Leyendo las declaraciones de ambos, parece que se llevan bien, pero a nadie le extrañaría que Yaya Touré le guarde algo de rencor a Pep Guardiola. El poderoso centrocampista marfileño dejó el Barcelona en 2010, conforme iba perdiendo protagonismo en los planes del por entonces técnico culé, que quería liberar el eje del equipo para que creciese Sergio Busquets. El futbolista africano encontró refugio en el Manchester City, del que anoche se despedía convertido en leyenda citizen. Curiosamente, aplaudiéndolo desde el campo en su adiós volvía a estar Guardiola

De igual modo que hace ocho años, Yaya vio menguar su rol en el equipo, disputando solo 10 partidos de Premier League esta temporada de los 316 totales sumados en su paso por el club sky blue. En cualquier caso, su legado ya estaba escrito. “No podemos olvidar que en el período de Roberto Mancini, y especialmente Manuel Pellegrini, Yaya fue la clave, el jugador clave”, recordó Guardiola en la previa del partido que el City le ganó 3-1 al Brighton y sirvió para que el Etihad Stadium homenajease al número 42. “Tenemos una instalaciones increíbles, pero el club se convirtió en lo que ha sido gracias a los jugadores. Yaya Touré vino aquí cuando comenzó esta idea de club y lo que somos en este momento es gracias a lo que ha hecho este tipo”, insistió el entrenador. 

En Manchester Touré ganó tres veces la Premier League, una FA CUp y tres Copas de la Liga durante una época brillante para el club. “Si no vas a ser una leyenda con eso, entonces no hay manera de ser una leyenda”, proclamó micrófono en mano desde el césped el capitán del equipo, Vincent Kompany y ante una afición que no se cansó de corear el nombre de su ídolo. 

El cuatro veces nombrado mejor futbolista de África, que recibió la visita sorpresa de su hermano Kolo Touré con el que compartió vestuario en el City, tuvo el detalle de desear en su adiós una pronta recuperación para el mito del United, Sir Alex Ferguson. Después fue dicharachero en los medios españoles que lo llamaron para preguntarle por esa jornada emocionante. Declaró en la Cadena Ser que “el FC Barcelona ha sido el equipo más importante en mi vida. Me ha dado alegría, experiencia, humildad… Me ayudó a crecer como futbolista dentro y fuera del césped. Fue un paso fundamental en mi carrera”. 
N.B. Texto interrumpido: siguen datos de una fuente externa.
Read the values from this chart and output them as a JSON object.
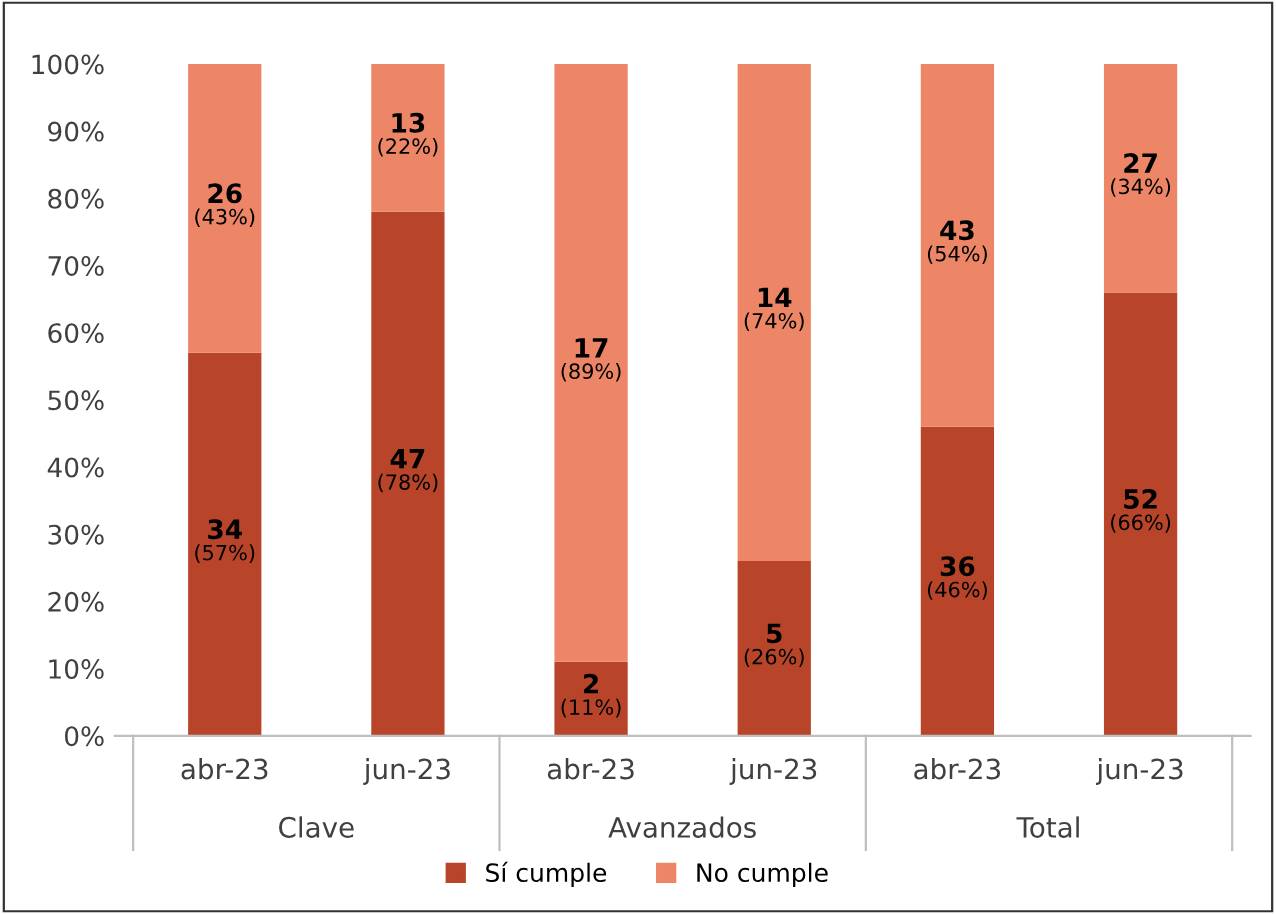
{
  "chart_data": {
    "type": "bar",
    "stacked": true,
    "categories": [
      "abr-23",
      "jun-23",
      "abr-23",
      "jun-23",
      "abr-23",
      "jun-23"
    ],
    "series": [
      {
        "name": "Sí cumple",
        "color": "#b8452a",
        "values": [
          57,
          78,
          11,
          26,
          46,
          66
        ],
        "value_labels": [
          "34\n(57%)",
          "47\n(78%)",
          "2\n(11%)",
          "5\n(26%)",
          "36\n(46%)",
          "52\n(66%)"
        ]
      },
      {
        "name": "No cumple",
        "color": "#ec8667",
        "values": [
          43,
          22,
          89,
          74,
          54,
          34
        ],
        "value_labels": [
          "26\n(43%)",
          "13\n(22%)",
          "17\n(89%)",
          "14\n(74%)",
          "43\n(54%)",
          "27\n(34%)"
        ]
      }
    ],
    "ylim": [
      0,
      100
    ],
    "yticks": [
      {
        "value": 0,
        "label": "0%"
      },
      {
        "value": 10,
        "label": "10%"
      },
      {
        "value": 20,
        "label": "20%"
      },
      {
        "value": 30,
        "label": "30%"
      },
      {
        "value": 40,
        "label": "40%"
      },
      {
        "value": 50,
        "label": "50%"
      },
      {
        "value": 60,
        "label": "60%"
      },
      {
        "value": 70,
        "label": "70%"
      },
      {
        "value": 80,
        "label": "80%"
      },
      {
        "value": 90,
        "label": "90%"
      },
      {
        "value": 100,
        "label": "100%"
      }
    ],
    "annotations": [
      "Clave",
      "Avanzados",
      "Total"
    ],
    "legend": "bottom",
    "grid": false
  }
}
Su nostalgia por el club en el que pasó tres temporadas frente a las ocho en Inglaterra llama la atención, especialmente en la noche en la que el City batía tres marcas de la Premier League a falta de una jornada para el final del campeonato: mayor número de victorias (31), récord de puntos (97) y récord de goles marcados (105). Pero el mediocampista, llegador y no exento de técnica, insistía: “Echo de menos el Barcelona por Messi e Iniesta, que es una persona formidable. Si me llama el Barcelona me iría segurísimo”. 
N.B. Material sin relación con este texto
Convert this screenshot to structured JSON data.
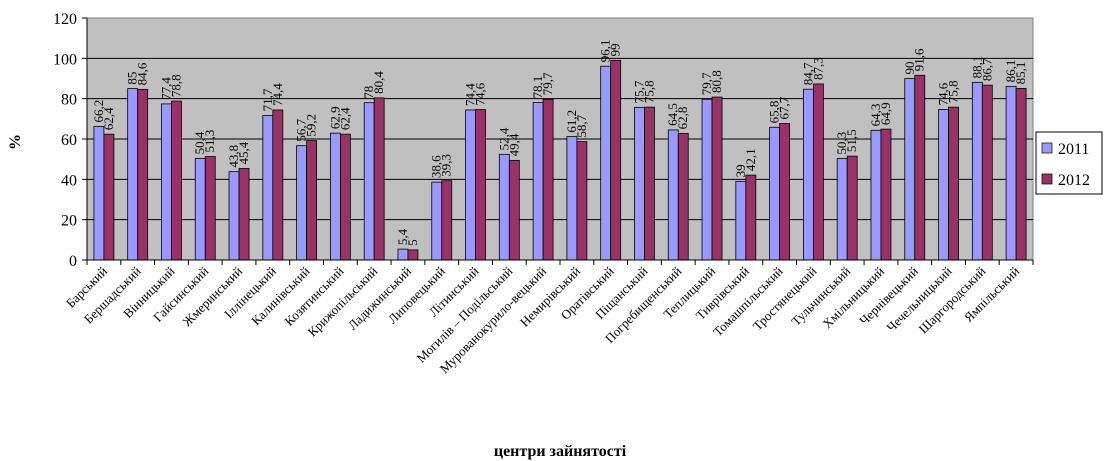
{
  "chart_data": {
    "type": "bar",
    "xlabel": "центри зайнятості",
    "ylabel": "%",
    "ylim": [
      0,
      120
    ],
    "yticks": [
      0,
      20,
      40,
      60,
      80,
      100,
      120
    ],
    "grid": true,
    "legend_position": "right",
    "categories": [
      "Барський",
      "Бершадський",
      "Вінницький",
      "Гайсинський",
      "Жмеринський",
      "Іллінецький",
      "Калинівський",
      "Козятинський",
      "Крижопільський",
      "Ладижинський",
      "Липовецький",
      "Літинський",
      "Могилів – Подільський",
      "Мурованокурило-вецький",
      "Немирівський",
      "Оратівський",
      "Піщанський",
      "Погребищенський",
      "Теплицький",
      "Тиврівський",
      "Томашпільський",
      "Тростянецький",
      "Тульчинський",
      "Хмільницький",
      "Чернівецький",
      "Чечельницький",
      "Шаргородський",
      "Ямпільський"
    ],
    "series": [
      {
        "name": "2011",
        "color": "#9999ff",
        "values": [
          66.2,
          85,
          77.4,
          50.4,
          43.8,
          71.7,
          56.7,
          62.9,
          78,
          5.4,
          38.6,
          74.4,
          52.4,
          78.1,
          61.2,
          96.1,
          75.7,
          64.5,
          79.7,
          39,
          65.8,
          84.7,
          50.3,
          64.3,
          90,
          74.6,
          88.1,
          86.1
        ],
        "labels": [
          "66,2",
          "85",
          "77,4",
          "50,4",
          "43,8",
          "71,7",
          "56,7",
          "62,9",
          "78",
          "5,4",
          "38,6",
          "74,4",
          "52,4",
          "78,1",
          "61,2",
          "96,1",
          "75,7",
          "64,5",
          "79,7",
          "39",
          "65,8",
          "84,7",
          "50,3",
          "64,3",
          "90",
          "74,6",
          "88,1",
          "86,1"
        ]
      },
      {
        "name": "2012",
        "color": "#993366",
        "values": [
          62.4,
          84.6,
          78.8,
          51.3,
          45.4,
          74.4,
          59.2,
          62.4,
          80.4,
          5,
          39.3,
          74.6,
          49.4,
          79.7,
          58.7,
          99,
          75.8,
          62.8,
          80.8,
          42.1,
          67.7,
          87.3,
          51.5,
          64.9,
          91.6,
          75.8,
          86.7,
          85.1
        ],
        "labels": [
          "62,4",
          "84,6",
          "78,8",
          "51,3",
          "45,4",
          "74,4",
          "59,2",
          "62,4",
          "80,4",
          "5",
          "39,3",
          "74,6",
          "49,4",
          "79,7",
          "58,7",
          "99",
          "75,8",
          "62,8",
          "80,8",
          "42,1",
          "67,7",
          "87,3",
          "51,5",
          "64,9",
          "91,6",
          "75,8",
          "86,7",
          "85,1"
        ]
      }
    ],
    "plot_background": "#c0c0c0"
  }
}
Quizás a Touré lo que le atrae del Barça es que Guardiola no tiene planes de volver al Camp Nou. “El club necesita crecer. Para mí no ha sido tan fácil y he tenido que aprender a trabajar con él”, confesaba sobre su última convivencia de dos años con el de Santpedor. Ahora, como hace ocho campañas, es Guardiola el que se queda y Yaya el que se tiene que marchar.